When adverse market conditions occur (and they will occur since they are just part of how financial markets work), remembering why you started is a really good idea.

If you are young and you are investing for retirement in 30+ years, you should consider having a more aggressive risk profile in order to seek the growth of your capital. Conversely, if your time horizon is shorter and you plan to use the money you invested for life purposes, it’s better to avoid being exposed to high volatility.

As common sense would suggest, in order to avoid investing mistakes that will hurt you, you’ve got to know what you are doing.

Today everything is much easier thanks to the internet and new investment opportunities. If you set up an investment strategy that matches your goals and attitude (and then you follow it!) you can do better than most professional fund managers. Seriously.

You don’t need to become an expert, you just have to be willing to get the right knowledge and you can find it online, and that’s what you just did if you’ve read this article until now.

Also, index funds and ETFs are highly efficient securities that provide an easy way to get exposure to different asset classes in order to diversify your portfolio.

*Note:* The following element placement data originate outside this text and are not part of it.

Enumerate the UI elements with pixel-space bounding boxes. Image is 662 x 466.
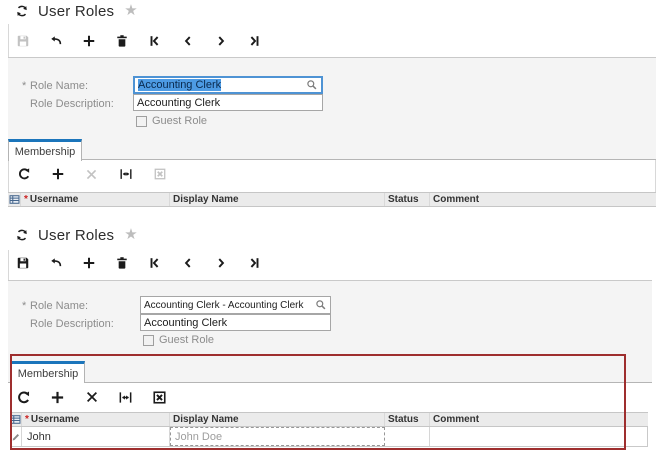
magnifier-icon[interactable] [306, 79, 318, 91]
go-next-icon[interactable] [213, 256, 228, 271]
grid-export-excel-icon[interactable] [152, 167, 167, 182]
grid-header: *Username Display Name Status Comment [10, 412, 648, 427]
pencil-icon [11, 432, 21, 442]
col-header-display-name[interactable]: Display Name [170, 193, 385, 206]
go-last-icon[interactable] [246, 256, 261, 271]
row-selector-header[interactable] [8, 193, 21, 206]
col-header-status[interactable]: Status [385, 193, 430, 206]
cell-username[interactable]: John [22, 427, 170, 446]
role-name-input[interactable]: Accounting Clerk - Accounting Clerk [140, 296, 331, 314]
role-description-input[interactable]: Accounting Clerk [140, 314, 331, 331]
favorite-star-icon[interactable]: ★ [124, 228, 137, 242]
page-title: User Roles [38, 3, 114, 20]
col-header-status[interactable]: Status [385, 413, 430, 426]
insert-icon[interactable] [81, 256, 96, 271]
grid-fit-width-icon[interactable] [118, 167, 133, 182]
col-header-username[interactable]: *Username [21, 193, 170, 206]
go-previous-icon[interactable] [180, 34, 195, 49]
delete-icon[interactable] [114, 34, 129, 49]
cell-display-name[interactable]: John Doe [170, 427, 385, 446]
grid-add-row-icon[interactable] [50, 390, 65, 405]
favorite-star-icon[interactable]: ★ [124, 4, 137, 18]
role-description-input[interactable]: Accounting Clerk [133, 94, 323, 111]
go-last-icon[interactable] [246, 34, 261, 49]
screen: User Roles ★ [0, 0, 662, 466]
go-first-icon[interactable] [147, 34, 162, 49]
refresh-icon[interactable] [15, 4, 29, 18]
tab-membership[interactable]: Membership [8, 139, 82, 161]
role-name-selected-text: Accounting Clerk [138, 79, 221, 91]
role-name-label: *Role Name: [22, 300, 88, 312]
main-toolbar [15, 255, 279, 271]
save-icon[interactable] [15, 34, 30, 49]
role-description-label: Role Description: [30, 98, 114, 110]
delete-icon[interactable] [114, 256, 129, 271]
role-description-label: Role Description: [30, 318, 114, 330]
guest-role-field: Guest Role [136, 115, 207, 127]
col-header-username[interactable]: *Username [22, 413, 170, 426]
tab-membership[interactable]: Membership [11, 361, 85, 383]
row-selector-header[interactable] [10, 413, 22, 426]
go-next-icon[interactable] [213, 34, 228, 49]
page-title-row: User Roles ★ [15, 227, 138, 243]
page-title-row: User Roles ★ [15, 3, 138, 19]
grid-fit-width-icon[interactable] [118, 390, 133, 405]
magnifier-icon[interactable] [315, 299, 327, 311]
role-name-label: *Role Name: [22, 80, 88, 92]
row-selector-cell[interactable] [10, 427, 22, 446]
grid-refresh-icon[interactable] [16, 167, 31, 182]
go-first-icon[interactable] [147, 256, 162, 271]
refresh-icon[interactable] [15, 228, 29, 242]
grid-refresh-icon[interactable] [16, 390, 31, 405]
cell-comment[interactable] [430, 427, 648, 446]
guest-role-checkbox[interactable] [143, 335, 154, 346]
guest-role-checkbox[interactable] [136, 116, 147, 127]
grid-header: *Username Display Name Status Comment [8, 192, 656, 207]
grid-export-excel-icon[interactable] [152, 390, 167, 405]
role-name-input[interactable]: Accounting Clerk [133, 76, 323, 94]
col-header-comment[interactable]: Comment [430, 413, 648, 426]
panel-before: User Roles ★ [0, 0, 662, 215]
go-previous-icon[interactable] [180, 256, 195, 271]
grid-selector-icon [10, 414, 21, 425]
main-toolbar [15, 33, 279, 49]
grid-delete-row-icon[interactable] [84, 390, 99, 405]
insert-icon[interactable] [81, 34, 96, 49]
guest-role-label: Guest Role [159, 334, 214, 346]
cell-status[interactable] [385, 427, 430, 446]
guest-role-label: Guest Role [152, 115, 207, 127]
table-row: John John Doe [10, 427, 648, 447]
grid-selector-icon [9, 194, 20, 205]
panel-after: User Roles ★ [0, 224, 662, 466]
grid-add-row-icon[interactable] [50, 167, 65, 182]
col-header-comment[interactable]: Comment [430, 193, 656, 206]
undo-icon[interactable] [48, 256, 63, 271]
undo-icon[interactable] [48, 34, 63, 49]
save-icon[interactable] [15, 256, 30, 271]
guest-role-field: Guest Role [143, 334, 214, 346]
col-header-display-name[interactable]: Display Name [170, 413, 385, 426]
page-title: User Roles [38, 227, 114, 244]
grid-toolbar [16, 388, 186, 406]
grid-delete-row-icon[interactable] [84, 167, 99, 182]
grid-toolbar [16, 166, 186, 182]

The Bottom Line On Portfolio Diversification

We all agree on the fact that investing involves some degree of risk. Investment risk can be managed and portfolio diversification is an effective way to reduce the risk of your portfolio.

The main takeaways from this article are:

  • Portfolio diversification is the practice of allocating capital across a variety of securities and asset classes reducing the exposure to any one of them in order to reduce the risk
  • A diversified portfolio can yield higher returns with lower risk compared to any individual investment within the portfolio
  • Diversification works because not all the asset classes, securities, industries, or financial instruments move together. In order for portfolio diversification to work, the portfolio must be a mix of different asset classes that have a low correlation with each other
  • The right mix of asset classes depends on your investment goals, time horizon, and risk tolerance

If you are an investor, you should take advantage of portfolio diversification in order to balance risk and reward of different investment opportunities with the goal of creating a portfolio that supports your investment goals and risk tolerance.

At the end of the day, a good portfolio diversification gives you a huge long-term advantage. If you are able to stay in the market and allow compound interest to do its job, you can expect great rewards from your investments.